SAID Chains: In credential graphs, SAIDs create cryptographic links:

Credential A (SAID: E123...) 
  → references Credential B (SAID: E456...)
    → references Credential C (SAID: E789...)

This enables verifiable provenance chains without expanding all credentials.

Implementation Considerations

Canonical Serialization

SAID computation requires deterministic serialization:

• Field ordering: Must be consistent (insertion order in KERI/ACDC)
• No whitespace: Compact JSON without spaces or newlines
• Consistent encoding: UTF-8 for text, specific byte ordering for binary

Failure to maintain canonical form produces different SAIDs for logically identical data.

Algorithm Selection

While CESR supports multiple hash algorithms, Blake3-256 is strongly recommended for KERI/ACDC because:

• High performance (faster than SHA-2 and SHA-3)
• Strong security properties (128-bit collision resistance)
• Standardized in vLEI ecosystem governance frameworks
• Post-quantum resistant (as a hash function)

Dummy String Length

The dummy string must exactly match the final SAID length:

• Blake3-256 in text domain: 44 characters
• Blake3-256 in binary domain: 33 bytes

Incorrect dummy length produces invalid SAIDs.
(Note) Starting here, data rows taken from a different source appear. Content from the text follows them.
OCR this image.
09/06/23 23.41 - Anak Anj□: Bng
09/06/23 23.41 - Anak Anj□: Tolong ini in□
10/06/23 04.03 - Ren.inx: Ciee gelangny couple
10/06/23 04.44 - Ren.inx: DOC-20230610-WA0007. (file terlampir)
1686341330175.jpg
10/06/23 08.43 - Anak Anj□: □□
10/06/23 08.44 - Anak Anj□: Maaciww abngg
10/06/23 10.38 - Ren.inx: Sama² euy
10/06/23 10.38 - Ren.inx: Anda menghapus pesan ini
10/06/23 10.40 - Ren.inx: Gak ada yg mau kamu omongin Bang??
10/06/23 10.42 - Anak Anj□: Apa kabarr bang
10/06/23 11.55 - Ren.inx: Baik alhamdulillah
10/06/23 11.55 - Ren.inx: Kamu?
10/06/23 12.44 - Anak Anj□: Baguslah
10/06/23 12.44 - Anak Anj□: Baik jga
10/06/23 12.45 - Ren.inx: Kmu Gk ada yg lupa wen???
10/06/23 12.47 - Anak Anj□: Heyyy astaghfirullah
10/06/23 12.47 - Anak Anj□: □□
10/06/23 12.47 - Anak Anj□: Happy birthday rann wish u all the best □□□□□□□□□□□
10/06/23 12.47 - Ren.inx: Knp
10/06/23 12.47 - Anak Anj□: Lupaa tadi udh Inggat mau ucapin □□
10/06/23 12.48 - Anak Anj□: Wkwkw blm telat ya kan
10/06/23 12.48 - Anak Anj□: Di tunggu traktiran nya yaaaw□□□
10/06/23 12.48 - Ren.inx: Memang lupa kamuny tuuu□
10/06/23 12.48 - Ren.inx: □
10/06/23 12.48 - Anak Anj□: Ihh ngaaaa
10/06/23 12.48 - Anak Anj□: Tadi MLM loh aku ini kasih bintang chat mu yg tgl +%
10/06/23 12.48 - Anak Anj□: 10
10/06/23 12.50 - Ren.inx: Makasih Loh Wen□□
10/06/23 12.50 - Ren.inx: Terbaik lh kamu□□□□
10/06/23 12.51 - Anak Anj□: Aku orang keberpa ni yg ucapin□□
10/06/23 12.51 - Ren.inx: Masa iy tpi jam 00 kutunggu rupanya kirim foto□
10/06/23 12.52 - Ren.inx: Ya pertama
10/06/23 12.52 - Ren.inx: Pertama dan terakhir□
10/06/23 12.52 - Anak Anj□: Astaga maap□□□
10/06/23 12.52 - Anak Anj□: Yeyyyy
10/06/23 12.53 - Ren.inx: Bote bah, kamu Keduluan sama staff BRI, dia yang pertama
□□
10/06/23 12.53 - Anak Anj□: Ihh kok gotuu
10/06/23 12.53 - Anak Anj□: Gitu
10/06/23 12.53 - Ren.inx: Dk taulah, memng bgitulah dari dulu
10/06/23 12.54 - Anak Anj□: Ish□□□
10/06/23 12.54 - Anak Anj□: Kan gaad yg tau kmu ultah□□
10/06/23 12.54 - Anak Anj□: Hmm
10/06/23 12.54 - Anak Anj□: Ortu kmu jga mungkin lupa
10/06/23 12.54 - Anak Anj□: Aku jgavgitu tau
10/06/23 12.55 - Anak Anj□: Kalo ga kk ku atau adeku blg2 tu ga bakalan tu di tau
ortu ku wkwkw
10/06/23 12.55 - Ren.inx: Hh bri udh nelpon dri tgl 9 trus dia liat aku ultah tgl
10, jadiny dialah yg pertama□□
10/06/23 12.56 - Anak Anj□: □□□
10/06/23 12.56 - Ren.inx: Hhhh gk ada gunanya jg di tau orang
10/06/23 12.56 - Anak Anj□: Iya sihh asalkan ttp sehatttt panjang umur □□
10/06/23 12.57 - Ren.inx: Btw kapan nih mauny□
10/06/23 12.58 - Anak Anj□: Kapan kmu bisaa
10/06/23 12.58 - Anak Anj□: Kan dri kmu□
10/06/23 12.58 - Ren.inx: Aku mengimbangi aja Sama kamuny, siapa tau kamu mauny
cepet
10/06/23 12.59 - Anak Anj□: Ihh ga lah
Recursive SAID Computation

For nested structures (like ACDCs with multiple sections), SAIDs must be computed recursively from innermost to outermost:

1. Compute SAIDs for leaf-level sections
2. Embed those SAIDs in parent structures
3. Compute parent SAIDs incorporating child SAIDs
4. Continue upward to the root SAID

This ensures that the top-level SAID cryptographically commits to all nested content.

Performance Optimization

SAID computation can be optimized by:

• Caching: Store computed SAIDs to avoid recomputation
• Incremental hashing: Use streaming hash APIs for large data
• Parallel computation: Compute independent section SAIDs concurrently

Security Considerations

Algorithm Agility: While Blake3-256 is current standard, CESR's derivation codes enable algorithm migration if vulnerabilities are discovered.

Collision Attacks: With 128-bit security strength, collision attacks require approximately 2^64 operations (birthday paradox), which is computationally infeasible with current technology.

Pre-image Attacks: Finding data that produces a specific SAID requires 2^256 operations for Blake3-256, which is astronomically infeasible.

Quantum Resistance: Hash functions like Blake3 are generally considered quantum-resistant, as Grover's algorithm only provides quadratic speedup (reducing 256-bit security to 128-bit, which remains secure).

Performance Considerations

Caching: Store computed SAIDs to avoid recomputation when the same data is processed multiple times.

Streaming: For large data structures, use streaming hash APIs that process data incrementally rather than loading entire structures into memory.

Parallel Processing: When computing SAIDs for multiple independent sections (e.g., ACDC attributes and rules), compute them concurrently.

Common Pitfalls

Incorrect Dummy Length: Using a dummy string that doesn't match the final SAID length produces invalid results.

Non-Canonical Serialization: Including whitespace, using wrong field ordering, or inconsistent encoding produces different SAIDs for logically identical data.

Wrong Recursion Order: Computing parent SAIDs before child SAIDs in nested structures produces incorrect results.

Algorithm Mismatch: Using a different hash algorithm than indicated by the CESR derivation code during verification.

Testing Recommendations

Round-Trip Testing: Verify that SAID generation and verification are inverse operations.

Canonicalization Testing: Ensure that logically equivalent data structures (with different whitespace, field ordering) produce the same SAID after canonicalization.

Tamper Detection Testing: Verify that any modification to the data structure (even single-bit changes) produces a completely different SAID.

Cross-Implementation Testing: Verify that SAIDs computed by different implementations (Python, TypeScript, Rust) match for identical data.